You might have a router you use almost always, in which case you might want to establish an alias like

alias myellsync ellsync $HOME/my-standard-router.json

(or whatever.)

TODO

  • If rsync encounters an error, it will abort, having only partially completed. In particular, if it encounters a directory which it cannot read, because it is for example owned by another user and not world-readable, it will abort. ellsync does not currently detect this properly. It should be made to handle it gracefully, if possible.
  • (Aspirational) Ability to convert the backup router to a dot file (graphviz) so that the relationships between the streams can be easily visualized.

History

0.6

Added the verify subcommand.

Added the --reverse mode of operation to the sync subcommand.

0.5

The output of the list subcommand is now sorted by stream name.

The sync subcommand now supports multiple streams.

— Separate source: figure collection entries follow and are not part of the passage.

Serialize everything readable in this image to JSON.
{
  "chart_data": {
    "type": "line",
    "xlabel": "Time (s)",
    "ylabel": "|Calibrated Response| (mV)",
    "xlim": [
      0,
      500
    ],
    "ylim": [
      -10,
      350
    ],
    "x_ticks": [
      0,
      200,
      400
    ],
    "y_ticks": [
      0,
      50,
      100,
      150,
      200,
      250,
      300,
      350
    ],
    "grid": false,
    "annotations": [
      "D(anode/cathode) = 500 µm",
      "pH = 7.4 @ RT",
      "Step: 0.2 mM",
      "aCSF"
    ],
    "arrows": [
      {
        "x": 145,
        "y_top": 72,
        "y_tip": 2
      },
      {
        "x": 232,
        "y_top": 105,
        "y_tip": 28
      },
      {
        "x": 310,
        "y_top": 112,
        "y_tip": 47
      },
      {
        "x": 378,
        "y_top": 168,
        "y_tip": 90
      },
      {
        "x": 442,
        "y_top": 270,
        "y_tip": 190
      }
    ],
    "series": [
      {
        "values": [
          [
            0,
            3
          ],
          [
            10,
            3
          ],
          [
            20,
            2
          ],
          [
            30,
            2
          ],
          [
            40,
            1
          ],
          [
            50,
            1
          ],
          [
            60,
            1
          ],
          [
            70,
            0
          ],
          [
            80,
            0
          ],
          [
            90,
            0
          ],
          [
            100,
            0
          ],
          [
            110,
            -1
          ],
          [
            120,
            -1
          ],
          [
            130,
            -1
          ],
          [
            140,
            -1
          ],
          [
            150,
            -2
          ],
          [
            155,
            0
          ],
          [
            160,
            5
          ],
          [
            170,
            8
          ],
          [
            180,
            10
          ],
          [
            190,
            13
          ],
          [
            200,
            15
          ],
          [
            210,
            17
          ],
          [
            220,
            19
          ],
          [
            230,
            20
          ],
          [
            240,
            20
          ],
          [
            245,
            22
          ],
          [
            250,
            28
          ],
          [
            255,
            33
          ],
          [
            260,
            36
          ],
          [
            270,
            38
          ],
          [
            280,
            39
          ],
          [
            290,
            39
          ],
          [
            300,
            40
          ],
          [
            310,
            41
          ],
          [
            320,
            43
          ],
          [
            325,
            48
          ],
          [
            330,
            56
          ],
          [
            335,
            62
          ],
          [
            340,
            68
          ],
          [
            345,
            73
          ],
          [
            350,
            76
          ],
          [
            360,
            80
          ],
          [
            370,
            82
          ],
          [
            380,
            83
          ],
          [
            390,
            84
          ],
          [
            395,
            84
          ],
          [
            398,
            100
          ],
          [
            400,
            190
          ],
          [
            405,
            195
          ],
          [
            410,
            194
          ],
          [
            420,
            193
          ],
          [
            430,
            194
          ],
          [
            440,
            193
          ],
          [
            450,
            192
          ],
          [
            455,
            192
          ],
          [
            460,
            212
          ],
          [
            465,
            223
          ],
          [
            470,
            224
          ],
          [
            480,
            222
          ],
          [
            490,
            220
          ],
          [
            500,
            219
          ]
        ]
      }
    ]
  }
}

Each stream will be synced in the order they are given on the command line. OS-level sync will only be performed once, at the very end.

A bash tab-completion script is included in the script directory. It enables tab-completion of both subcommand names, and stream names in the sync subcommand.

Internally, shell expansion is no longer used when executing system commands, and several new tests have been added to the test suite.

0.4

The : in a backup stream identifier is optional, when no subdirectory is being specified.

0.3

Argument parser was refactored to use subparsers, improving usage info and usage error output.

Removed syncdirs as it introduces some redundancy and I never use it.

After sync is performed, the system sync command is run, to ensure all buffers are flushed to devices before the ellsync tool actually exits.

The --thorough options now invokes rsync with --checksum flag, to cause it to thoroughly check if files differ, even if their datestamps have not changed.

Added --stream-name-only option to list command.

0.2

Every ellsync functionality has an explicit subcommand (list and sync to start.)

sync was split into sync (takes a stream) and syncdirs (takes to and from dirs).

Added rename command.

0.1

Initial release.